[EM] Associated Student Government at Northwestern University uses Schulze Method
Kristofer Munsterhjelm
km_elmet at lavabit.com
Sun Apr 21 01:16:08 PDT 2013
On 04/20/2013 10:32 PM, rbj at audioimagination.com wrote:
>
> From: "Kevin Venzke" <stepjak at yahoo.fr>
>
> > It's true that *with the ballots as cast* any Condorcet-compliant
> method would have
> > worked identically.
>
> including no specific Condorcet method, since there was a CW.
>
> > What you don't know until you try it, is whether voters would
> > actually cast those ballots, given the incentives created by the method.
>
> well, when at first i (mistakenly) thought that there were only 3
> candidates (or candidate tickets, in this case), i could not see how
> there would be any different outcome at all because, even if there was a
> cycle, it would be a cycle with 3 in the Smith set.

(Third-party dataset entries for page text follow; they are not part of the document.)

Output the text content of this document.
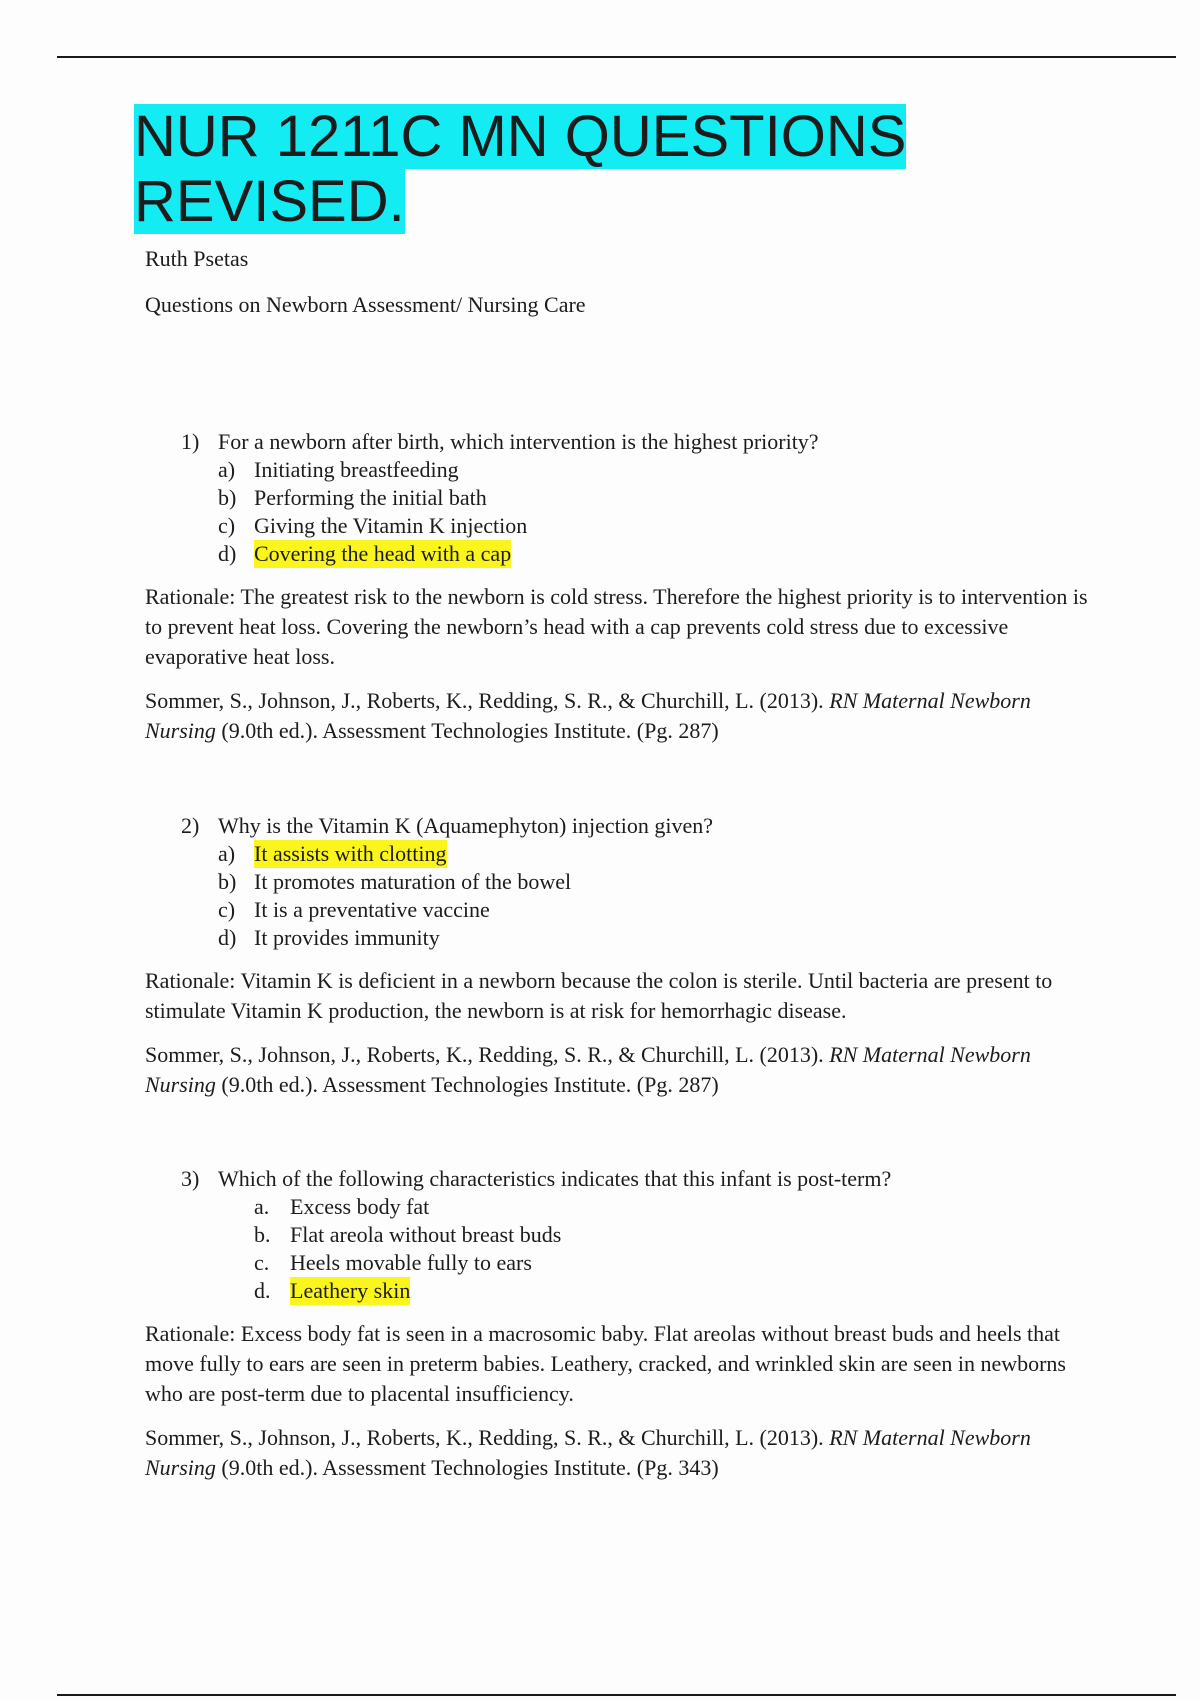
NUR 1211C MN QUESTIONS REVISED.
Ruth Psetas
Questions on Newborn Assessment/ Nursing Care
1) For a newborn after birth, which intervention is the highest priority?
a) Initiating breastfeeding
b) Performing the initial bath
c) Giving the Vitamin K injection
d) Covering the head with a cap

Rationale: The greatest risk to the newborn is cold stress. Therefore the highest priority is to intervention is to prevent heat loss. Covering the newborn’s head with a cap prevents cold stress due to excessive evaporative heat loss.

Sommer, S., Johnson, J., Roberts, K., Redding, S. R., & Churchill, L. (2013). RN Maternal Newborn Nursing (9.0th ed.). Assessment Technologies Institute. (Pg. 287)

2) Why is the Vitamin K (Aquamephyton) injection given?
a) It assists with clotting
b) It promotes maturation of the bowel
c) It is a preventative vaccine
d) It provides immunity

Rationale: Vitamin K is deficient in a newborn because the colon is sterile. Until bacteria are present to stimulate Vitamin K production, the newborn is at risk for hemorrhagic disease.

Sommer, S., Johnson, J., Roberts, K., Redding, S. R., & Churchill, L. (2013). RN Maternal Newborn Nursing (9.0th ed.). Assessment Technologies Institute. (Pg. 287)

3) Which of the following characteristics indicates that this infant is post-term?
a. Excess body fat
b. Flat areola without breast buds
c. Heels movable fully to ears
d. Leathery skin

Rationale: Excess body fat is seen in a macrosomic baby. Flat areolas without breast buds and heels that move fully to ears are seen in preterm babies. Leathery, cracked, and wrinkled skin are seen in newborns who are post-term due to placental insufficiency.

Sommer, S., Johnson, J., Roberts, K., Redding, S. R., & Churchill, L. (2013). RN Maternal Newborn Nursing (9.0th ed.). Assessment Technologies Institute. (Pg. 343)
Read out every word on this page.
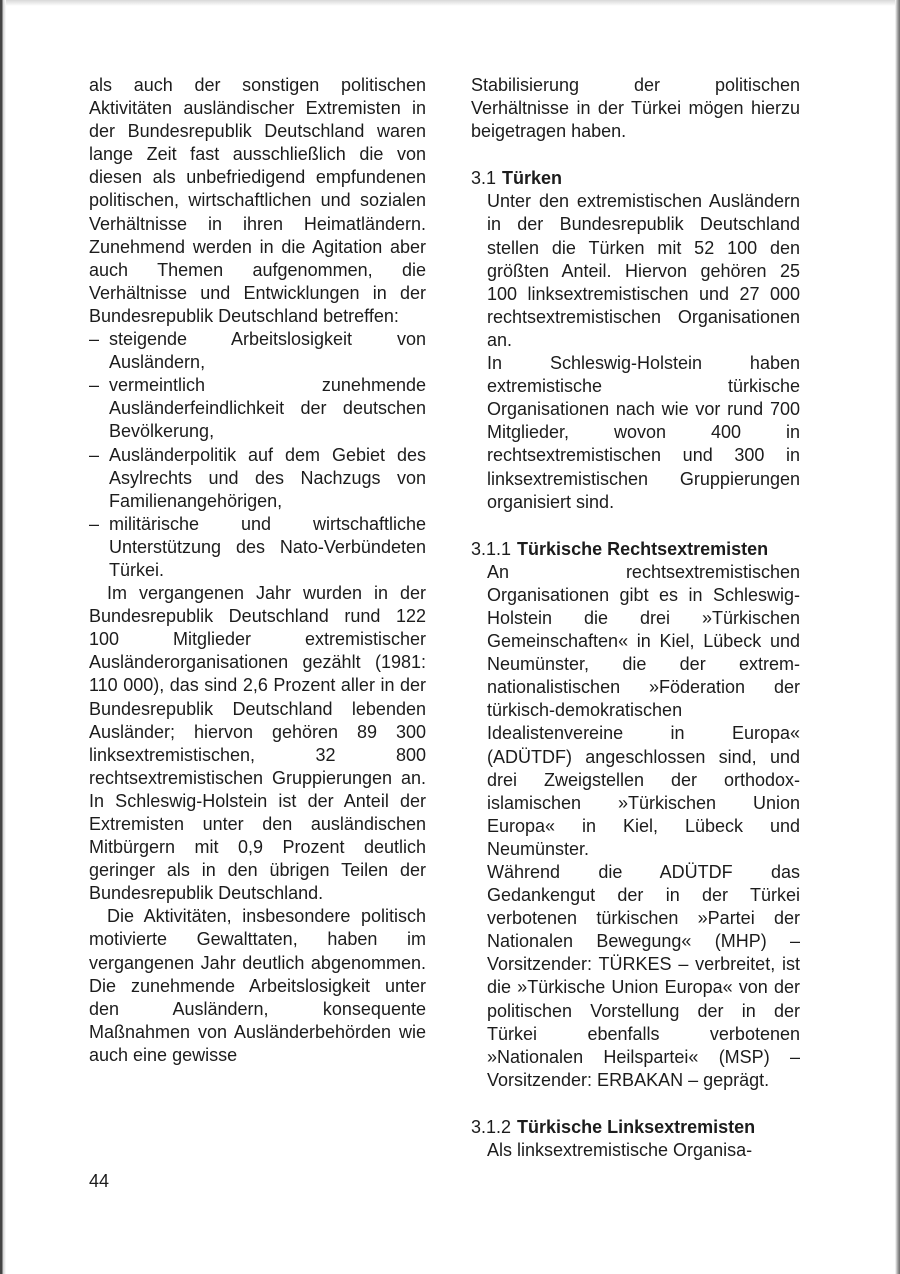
als auch der sonstigen politischen Aktivitäten ausländischer Extremisten in der Bundesrepublik Deutschland waren lange Zeit fast ausschließlich die von diesen als unbefriedigend empfundenen politischen, wirtschaftlichen und sozialen Verhältnisse in ihren Heimatländern. Zunehmend werden in die Agitation aber auch Themen aufgenommen, die Verhältnisse und Entwicklungen in der Bundesrepublik Deutschland betreffen:

– steigende Arbeitslosigkeit von Ausländern,
– vermeintlich zunehmende Ausländerfeindlichkeit der deutschen Bevölkerung,
– Ausländerpolitik auf dem Gebiet des Asylrechts und des Nachzugs von Familienangehörigen,
– militärische und wirtschaftliche Unterstützung des Nato-Verbündeten Türkei.

Im vergangenen Jahr wurden in der Bundesrepublik Deutschland rund 122 100 Mitglieder extremistischer Ausländerorganisationen gezählt (1981: 110 000), das sind 2,6 Prozent aller in der Bundesrepublik Deutschland lebenden Ausländer; hiervon gehören 89 300 linksextremistischen, 32 800 rechtsextremistischen Gruppierungen an. In Schleswig-Holstein ist der Anteil der Extremisten unter den ausländischen Mitbürgern mit 0,9 Prozent deutlich geringer als in den übrigen Teilen der Bundesrepublik Deutschland.

Die Aktivitäten, insbesondere politisch motivierte Gewalttaten, haben im vergangenen Jahr deutlich abgenommen. Die zunehmende Arbeitslosigkeit unter den Ausländern, konsequente Maßnahmen von Ausländerbehörden wie auch eine gewisse

Stabilisierung der politischen Verhältnisse in der Türkei mögen hierzu beigetragen haben.

3.1 Türken

Unter den extremistischen Ausländern in der Bundesrepublik Deutschland stellen die Türken mit 52 100 den größten Anteil. Hiervon gehören 25 100 linksextremistischen und 27 000 rechtsextremistischen Organisationen an.

In Schleswig-Holstein haben extremistische türkische Organisationen nach wie vor rund 700 Mitglieder, wovon 400 in rechtsextremistischen und 300 in linksextremistischen Gruppierungen organisiert sind.

3.1.1 Türkische Rechtsextremisten

An rechtsextremistischen Organisationen gibt es in Schleswig-Holstein die drei »Türkischen Gemeinschaften« in Kiel, Lübeck und Neumünster, die der extrem-nationalistischen »Föderation der türkisch-demokratischen Idealistenvereine in Europa« (ADÜTDF) angeschlossen sind, und drei Zweigstellen der orthodox-islamischen »Türkischen Union Europa« in Kiel, Lübeck und Neumünster.

Während die ADÜTDF das Gedankengut der in der Türkei verbotenen türkischen »Partei der Nationalen Bewegung« (MHP) – Vorsitzender: TÜRKES – verbreitet, ist die »Türkische Union Europa« von der politischen Vorstellung der in der Türkei ebenfalls verbotenen »Nationalen Heilspartei« (MSP) – Vorsitzender: ERBAKAN – geprägt.

3.1.2 Türkische Linksextremisten

Als linksextremistische Organisa-

44
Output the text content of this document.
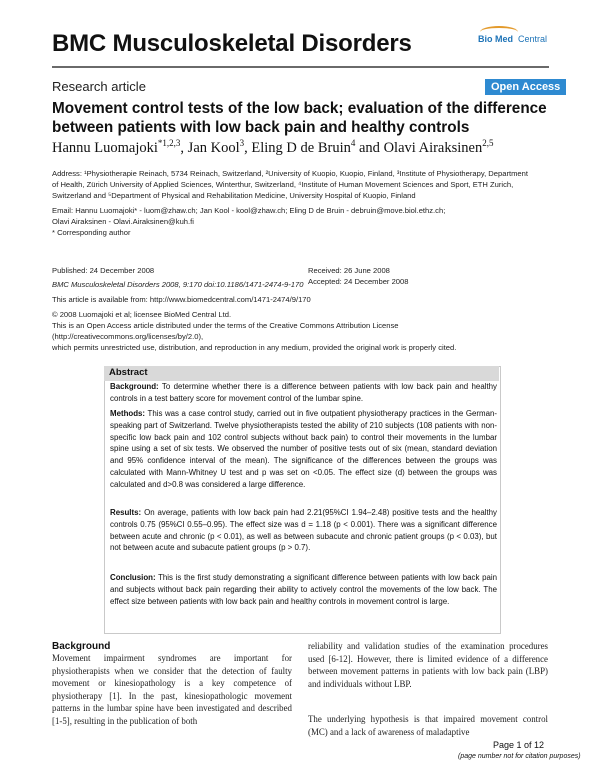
BMC Musculoskeletal Disorders	Bio Med Central
Research article	Open Access
Movement control tests of the low back; evaluation of the difference
between patients with low back pain and healthy controls
Hannu Luomajoki$^{*1,2,3}$, Jan Kool$^3$, Eling D de Bruin$^4$ and Olavi Airaksinen$^{2,5}$
Address: ¹Physiotherapie Reinach, 5734 Reinach, Switzerland, ²University of Kuopio, Kuopio, Finland, ³Institute of Physiotherapy, Department
of Health, Zürich University of Applied Sciences, Winterthur, Switzerland, ⁴Institute of Human Movement Sciences and Sport, ETH Zurich,
Switzerland and ⁵Department of Physical and Rehabilitation Medicine, University Hospital of Kuopio, Finland
Email: Hannu Luomajoki* - luom@zhaw.ch; Jan Kool - kool@zhaw.ch; Eling D de Bruin - debruin@move.biol.ethz.ch;
Olavi Airaksinen - Olavi.Airaksinen@kuh.fi
* Corresponding author
Published: 24 December 2008	Received: 26 June 2008
Accepted: 24 December 2008
BMC Musculoskeletal Disorders 2008, 9:170 doi:10.1186/1471-2474-9-170
This article is available from: http://www.biomedcentral.com/1471-2474/9/170
© 2008 Luomajoki et al; licensee BioMed Central Ltd.
This is an Open Access article distributed under the terms of the Creative Commons Attribution License (http://creativecommons.org/licenses/by/2.0),
which permits unrestricted use, distribution, and reproduction in any medium, provided the original work is properly cited.
Abstract
Background: To determine whether there is a difference between patients with low back pain and healthy controls in a test battery score for movement control of the lumbar spine.
Methods: This was a case control study, carried out in five outpatient physiotherapy practices in the German-speaking part of Switzerland. Twelve physiotherapists tested the ability of 210 subjects (108 patients with non-specific low back pain and 102 control subjects without back pain) to control their movements in the lumbar spine using a set of six tests. We observed the number of positive tests out of six (mean, standard deviation and 95% confidence interval of the mean). The significance of the differences between the groups was calculated with Mann-Whitney U test and p was set on <0.05. The effect size (d) between the groups was calculated and d>0.8 was considered a large difference.
Results: On average, patients with low back pain had 2.21(95%CI 1.94–2.48) positive tests and the healthy controls 0.75 (95%CI 0.55–0.95). The effect size was d = 1.18 (p < 0.001). There was a significant difference between acute and chronic (p < 0.01), as well as between subacute and chronic patient groups (p < 0.03), but not between acute and subacute patient groups (p > 0.7).
Conclusion: This is the first study demonstrating a significant difference between patients with low back pain and subjects without back pain regarding their ability to actively control the movements of the low back. The effect size between patients with low back pain and healthy controls in movement control is large.
Background
Movement impairment syndromes are important for physiotherapists when we consider that the detection of faulty movement or kinesiopathology is a key competence of physiotherapy [1]. In the past, kinesiopathologic movement patterns in the lumbar spine have been investigated and described [1-5], resulting in the publication of both
reliability and validation studies of the examination procedures used [6-12]. However, there is limited evidence of a difference between movement patterns in patients with low back pain (LBP) and individuals without LBP.
The underlying hypothesis is that impaired movement control (MC) and a lack of awareness of maladaptive
Page 1 of 12
(page number not for citation purposes)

I think his point was that the criterion compliances of the method might
induce certain behavior that would not be in place with another method.
As a very drastic example, consider a Condorcet election where the CW is
also the Plurality winner *given those ballots*. Strictly, one could
argue that Plurality would have sufficed and would have produced the
same winner - but the significant vote-splitting problems of Plurality
might have led to a lesser-of-two-evils thinking and so the winner would
have changed under the ballots that the voters would have submitted in
Plurality.
On the other hand, one could also argue that there's too little
difference between various Condorcet methods for this to happen. That
is, the overwhelming majority of Condorcet elections in practice end
with a CW, so the difference between Schulze and Copeland (or
Borda-elimination) is so small one should just pick whichever the
electorate will accept.
I don't know whether that is true or not - one would have to gather
evidence to say either way - but in the absence of such, I prefer
advanced Condorcet methods just to be on the safe side (or if the
electorate learns to make use of the safety provided by them, they can
comparably speaking be more expressive before being limited by the
method). But if the voters absolutely won't accept the advanced methods,
simple ones are better than Plurality.